Terminally ill people call for those assessing managed isolation applications to be medically qualified

Terminally ill people are "appalled" their managed isolation applications are being assessed by staff without medical qualifications.
Terminally ill people are "appalled" their managed isolation applications are being assessed by staff without medical qualifications. Photo credit: File Image

By Katie Todd of RNZ

People wanting to return to New Zealand who are dying, need specialist healthcare or want to be with a terminally ill relative are "appalled" their applications are being assessed by staff without medical qualifications.

People can apply on compassionate grounds to skip the queue for the border hotels or have their fees waived if they supply required medical information - or in rare cases some are able to isolate in their own homes.

The Ministry of Business Innovation and Employment said its staff do not need a medical qualification to consider the supporting evidence and make decisions.

The team of about 35 has recently considered an application from basketball player Tom Abercrombie's family to isolate at home because two of his children have special needs, and another from expat Trevor Ponting, who is dying from cancer, to get an emergency spot in MIQ.

Last year, a fee waiver application from Aucklander Julia Durkin landed in their inbox, including evidential documents from the National Health Service (NHS) in the UK about her father's incurable illness.

She had taken a six-week trip to see him in hospital in the UK and did not want to pay the $3100 fee for managed isolation on her return.

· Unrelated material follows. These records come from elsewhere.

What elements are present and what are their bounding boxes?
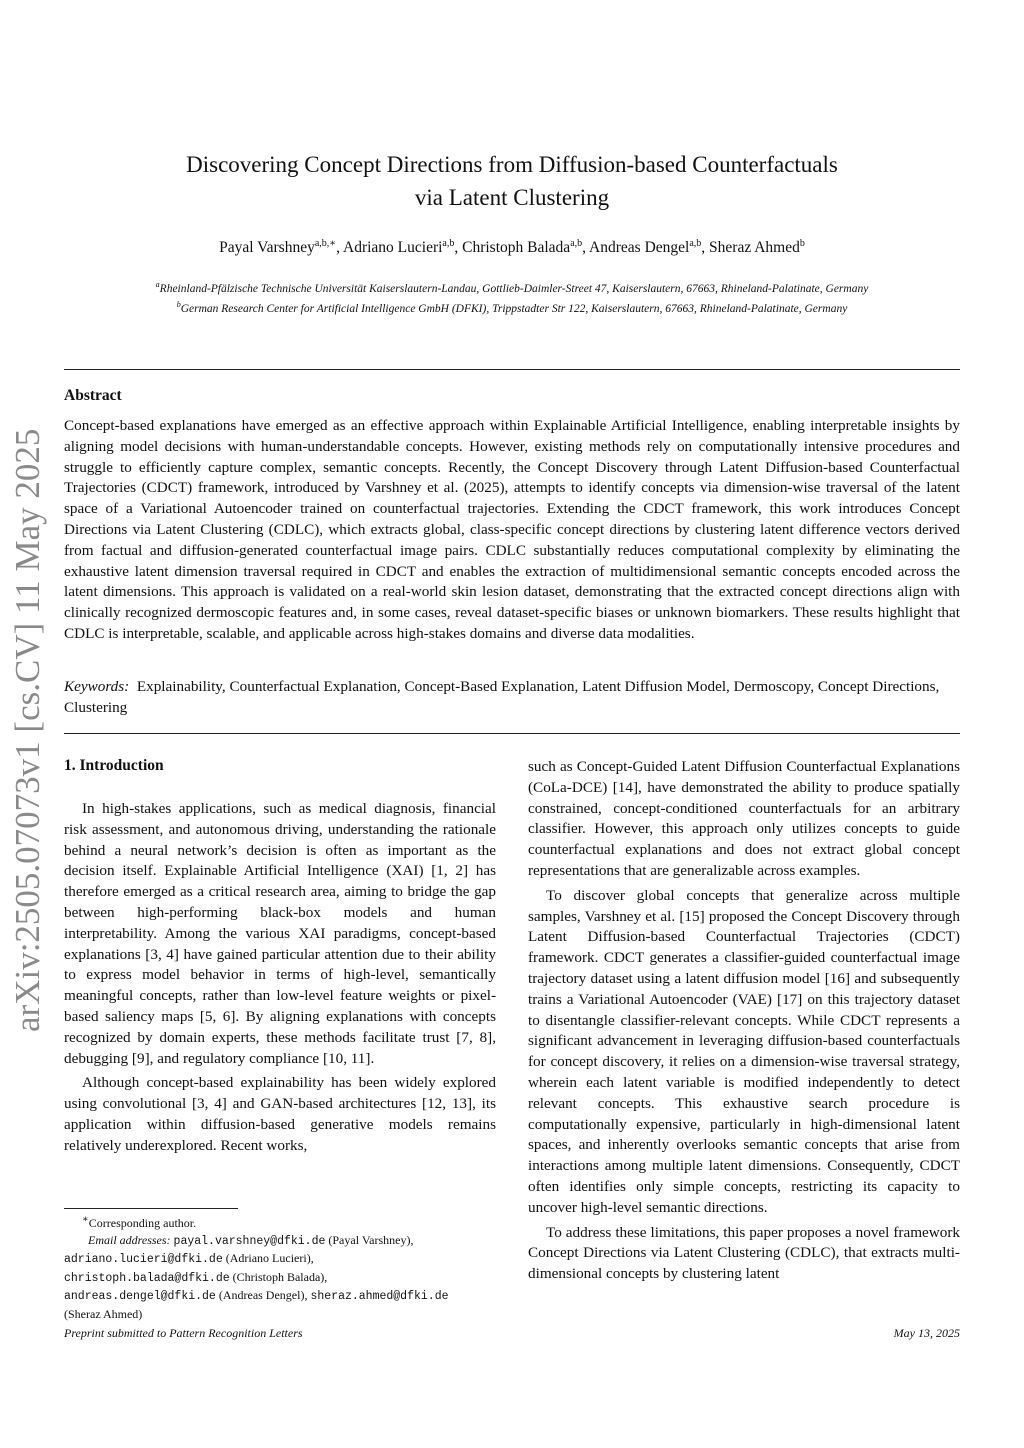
email-address[interactable]: adriano.lucieri@dfki.de: [64, 1253, 223, 1267]
paragraph: To discover global concepts that generalize across multiple samples, Varshney et al. [15] proposed the Concept Discovery through Latent Diffusion-based Counterfactual Trajectories (CDCT) framework. CDCT generates a classifier-guided counterfactual image trajectory dataset using a latent diffusion model [16] and subsequently trains a Variational Autoencoder (VAE) [17] on this trajectory dataset to disentangle classifier-relevant concepts. While CDCT represents a significant advancement in leveraging diffusion-based counterfactuals for concept discovery, it relies on a dimension-wise traversal strategy, wherein each latent variable is modified independently to detect relevant concepts. This exhaustive search procedure is computationally expensive, particularly in high-dimensional latent spaces, and inherently overlooks semantic concepts that arise from interactions among multiple latent dimensions. Consequently, CDCT often identifies only simple concepts, restricting its capacity to uncover high-level semantic directions.: [528, 886, 960, 1216]
footnote-emails-line: [64, 1306, 496, 1323]
abstract-heading: Abstract: [64, 387, 122, 404]
abstract-body: Concept-based explanations have emerged as an effective approach within Explainable Artificial Intelligence, enabling interpretable insights by aligning model decisions with human-understandable concepts. However, existing methods rely on computationally intensive procedures and struggle to efficiently capture complex, semantic concepts. Recently, the Concept Discovery through Latent Diffusion-based Counterfactual Trajectories (CDCT) framework, introduced by Varshney et al. (2025), attempts to identify concepts via dimension-wise traversal of the latent space of a Variational Autoencoder trained on counterfactual trajectories. Extending the CDCT framework, this work introduces Concept Directions via Latent Clustering (CDLC), which extracts global, class-specific concept directions by clustering latent difference vectors derived from factual and diffusion-generated counterfactual image pairs. CDLC substantially reduces computational complexity by eliminating the exhaustive latent dimension traversal required in CDCT and enables the extraction of multidimensional semantic concepts encoded across the latent dimensions. This approach is validated on a real-world skin lesion dataset, demonstrating that the extracted concept directions align with clinically recognized dermoscopic features and, in some cases, reveal dataset-specific biases or unknown biomarkers. These results highlight that CDLC is interpretable, scalable, and applicable across high-stakes domains and diverse data modalities.: [64, 417, 960, 642]
affiliation-b: $^b$German Research Center for Artificial Intelligence GmbH (DFKI), Trippstadter Str 122, Kaiserslautern, 67663, Rhineland-Palatinate, Germany: [176, 299, 848, 315]
email-owner: (Christoph Balada),: [232, 1269, 328, 1284]
email-owner: (Adriano Lucieri),: [225, 1251, 314, 1266]
author: Adriano Lucieri: [343, 239, 443, 257]
footnote-rule: [64, 1208, 238, 1209]
keywords: [64, 677, 960, 719]
author: Christoph Balada: [462, 239, 571, 257]
footnote-corresponding: ∗Corresponding author.: [82, 1214, 197, 1230]
paragraph: such as Concept-Guided Latent Diffusion Counterfactual Explanations (CoLa-DCE) [14], have demonstrated the ability to produce spatially constrained, concept-conditioned counterfactuals for an arbitrary classifier. However, this approach only utilizes concepts to guide counterfactual explanations and does not extract global concept representations that are generalizable across examples.: [528, 758, 960, 879]
author-sup: a,b,∗: [314, 238, 337, 249]
section-heading-introduction: 1. Introduction: [64, 757, 164, 774]
divider-bottom: [64, 733, 960, 734]
email-owner: (Andreas Dengel),: [218, 1288, 308, 1303]
right-column: [528, 757, 960, 1285]
author: Payal Varshney: [219, 239, 315, 257]
email-address[interactable]: andreas.dengel@dfki.de: [64, 1290, 216, 1304]
paragraph: Although concept-based explainability has been widely explored using convolutional [3, 4] and GAN-based architectures [12, 13], its application within diffusion-based generative models remains relatively underexplored. Recent works,: [64, 1074, 496, 1154]
paragraph: In high-stakes applications, such as medical diagnosis, financial risk assessment, and autonomous driving, understanding the rationale behind a neural network’s decision is often as important as the decision itself. Explainable Artificial Intelligence (XAI) [1, 2] has therefore emerged as a critical research area, aiming to bridge the gap between high-performing black-box models and human interpretability. Among the various XAI paradigms, concept-based explanations [3, 4] have gained particular attention due to their ability to express model behavior in terms of high-level, semantically meaningful concepts, rather than low-level feature weights or pixel-based saliency maps [5, 6]. By aligning explanations with concepts recognized by domain experts, these methods facilitate trust [7, 8], debugging [9], and regulatory compliance [10, 11].: [64, 800, 496, 1067]
divider-top: [64, 369, 960, 370]
footer-date: May 13, 2025: [893, 1326, 960, 1340]
affiliation-a: $^a$Rheinland-Pfälzische Technische Universität Kaiserslautern-Landau, Gottlieb-Daimler-Street 47, Kaiserslautern, 67663, Rhineland-Palatinate, Germany: [155, 280, 869, 295]
footnote: [64, 1212, 496, 1323]
affiliations: [0, 277, 1024, 317]
title-line-2: via Latent Clustering: [414, 185, 610, 210]
email-owner: (Payal Varshney),: [328, 1232, 414, 1247]
left-column: [64, 799, 496, 1157]
footnote-emails-line: [64, 1232, 496, 1251]
author: Andreas Dengel: [589, 239, 690, 257]
email-address[interactable]: sheraz.ahmed@dfki.de: [310, 1290, 449, 1304]
paragraph: To address these limitations, this paper proposes a novel framework Concept Directions via Latent Clustering (CDLC), that extracts multi-dimensional concepts by clustering latent: [528, 1223, 960, 1283]
footnote-emails-line: [64, 1287, 496, 1306]
footer-preprint-note: Preprint submitted to Pattern Recognition Letters: [64, 1326, 303, 1340]
keywords-label: Keywords:: [64, 678, 130, 695]
footnote-emails-line: [64, 1250, 496, 1269]
arxiv-stamp-text: arXiv:2505.07073v1 [cs.CV] 11 May 2025: [8, 428, 47, 1032]
email-owner: (Sheraz Ahmed): [64, 1306, 143, 1321]
title-line-1: Discovering Concept Directions from Diffusion-based Counterfactuals: [186, 152, 838, 177]
paper-title: [0, 148, 1024, 214]
email-label: Email addresses:: [88, 1232, 171, 1247]
email-address[interactable]: christoph.balada@dfki.de: [64, 1271, 230, 1285]
author: Sheraz Ahmed: [709, 239, 800, 257]
author-sup: a,b: [442, 238, 455, 249]
author-sup: a,b: [570, 238, 583, 249]
footnote-emails-line: [64, 1269, 496, 1288]
author-list: Payal Varshney$^{a,b,∗}$, Adriano Lucieri$^{a,b}$, Christoph Balada$^{a,b}$, Andreas Dengel$^{a,b}$, Sheraz Ahmed$^b$: [219, 238, 805, 257]
author-sup: b: [799, 238, 805, 249]
email-address[interactable]: payal.varshney@dfki.de: [173, 1234, 326, 1248]
author-sup: a,b: [689, 238, 702, 249]
keywords-text: Explainability, Counterfactual Explanation, Concept-Based Explanation, Latent Diffusion Model, Dermoscopy, Concept Directions, Clustering: [64, 678, 940, 716]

When Durkin phoned up to check who would be reading through her father's personal information, she was told nobody there had medical expertise.

"So what we've got is a government agency requesting private medical information about family members but ... that information is not being assessed by a medically qualified person. Therefore those decisions that are being made on exemptions, emergency [allocation] and waivers on the medical evidence isn't really being professionally done," she said.

Durkin said she was asked for "evidence of a serious illness" but could not understand how the ministry decides what qualifies as a serious illness.

"That's quite subjective. There's no list on the MIQ [Managed Isolation and Quarantine] website that says 'we consider these serious illnesses'. So it's very open to interpretation."

Halide also recently returned from a trip to the UK to see her father, who has late stage Parkinson's disease.

For her fee waiver, she had to send evidence of his life expectancy.

"It's been difficult getting any documentation from the NHS in the first place because that's not really a service that they provide. And I'm thinking, certainly in my case, it was difficult because it's something my Dad wouldn't want to see. So I'm requesting something almost behind his back. Just now, to find out that it's going to be potentially assessed by someone who doesn't have any medical training is pretty upsetting," she said.

In a statement, the ministry said medical documents accompanying any application were "generally accepted" if they contained the relevant information required to process it, like a letter from a medical specialist outlining the nature of a medical condition and patient prognosis.

"As such, staff do not need to have a medical qualification to process the application," it said.

"For complex applications, such as for an exemption from managed isolation on medical grounds, the team may consult with health authorities to assist with assessing the medical information contained in the applications. The final decision ultimately rests with MIQ."

Halide felt that was not good enough.

"I think they should automatically go through an expert. I don't think that laymen have got any right to make those decisions. I'm really surprised that they don't consult medics in instances like this because it's not cut and dry," she said.

On the other hand Julia Durkin said she would not be happy with the ministry passing on her father's private documents to a third party without her consent.

She believed it needed its own medical staff to make informed decisions on applications like hers.